Les vidéos pandémiques ont donné un second souffle à sa carrière et l’aident encore, aujourd’hui. Par exemple, en repartageant sa version de Pump Up The Jam en décembre dernier, il a gagné plus de 60 000 nouveaux adeptes sur Instagram.
Mais la question qui s’impose, c’est : est-ce que ces performances et ces nouveaux adeptes sont intégrables dans une démarche artistique qui lui appartient pleinement? Robitaille n’a pas encore trouvé de réponse à cette question, mais il ne s’inquiète pas de l’ombre que font ses vidéos virales à ses compositions originales.
« C’est des reprises, mais c’est mes interprétations. C’est un peu mes créations, aussi. Ce qui intéresse les gens, c’est pas juste les chansons, mais le bonhomme qui vient avec. En show, je fais un medley de plusieurs reprises que j’ai fait pendant la pandémie et chaque fois, le monde se lève pour danser. J’adore ça », confie-t-il.
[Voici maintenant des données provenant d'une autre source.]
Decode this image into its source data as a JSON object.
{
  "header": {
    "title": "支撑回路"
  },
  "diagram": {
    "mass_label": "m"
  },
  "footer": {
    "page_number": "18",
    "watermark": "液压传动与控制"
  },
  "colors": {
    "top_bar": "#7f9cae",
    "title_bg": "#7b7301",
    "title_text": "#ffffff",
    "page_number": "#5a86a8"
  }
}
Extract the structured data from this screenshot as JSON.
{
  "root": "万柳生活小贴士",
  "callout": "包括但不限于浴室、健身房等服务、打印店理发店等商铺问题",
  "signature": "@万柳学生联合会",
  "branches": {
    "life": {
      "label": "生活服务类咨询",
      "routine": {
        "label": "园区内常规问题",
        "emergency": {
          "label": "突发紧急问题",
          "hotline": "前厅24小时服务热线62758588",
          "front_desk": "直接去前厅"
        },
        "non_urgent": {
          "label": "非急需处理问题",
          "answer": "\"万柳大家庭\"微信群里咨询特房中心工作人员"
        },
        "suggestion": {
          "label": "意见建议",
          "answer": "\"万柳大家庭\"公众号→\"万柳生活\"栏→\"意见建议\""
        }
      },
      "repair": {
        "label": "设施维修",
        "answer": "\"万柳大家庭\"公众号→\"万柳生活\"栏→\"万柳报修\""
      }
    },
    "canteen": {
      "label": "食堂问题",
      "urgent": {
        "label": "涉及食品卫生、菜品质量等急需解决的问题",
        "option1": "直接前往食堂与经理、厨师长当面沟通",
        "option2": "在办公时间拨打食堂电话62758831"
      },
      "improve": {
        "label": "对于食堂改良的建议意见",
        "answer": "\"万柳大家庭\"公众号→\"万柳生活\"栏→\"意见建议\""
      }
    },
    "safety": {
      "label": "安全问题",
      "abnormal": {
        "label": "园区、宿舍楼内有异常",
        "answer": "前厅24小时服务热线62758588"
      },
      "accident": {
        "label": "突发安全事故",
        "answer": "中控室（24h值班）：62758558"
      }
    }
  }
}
Même son de cloche du côté de Math Duff. « J’avais un peu plus 40 000 abonnés Instagram au début du confinement et en l’espace d’un mois, j’en ai eu 150 000 de plus. Ça m’a vraiment aidé à bâtir un auditoire », révèle l’humoriste qui compte aujourd’hui 272 000 abonnés.
Personne n’a oublié les petits moments de lumière pendant la grande noirceur du confinement. Ils vivent dans notre mémoire, mais aussi à travers la carrière de ceux et celles qui les ont créés pour nous. C’était un moment difficile à passer, mais ça a altéré des trajectoires de façon profonde et positive.
On avait beau être tous à l’intérieur, on était tous ensemble. Les Damien Robitaille et Math Duff de ce monde ont rendu nos vies plus belles et on leur a rendu collectivement tout cet amour qu’ils ont investi dans leurs projets.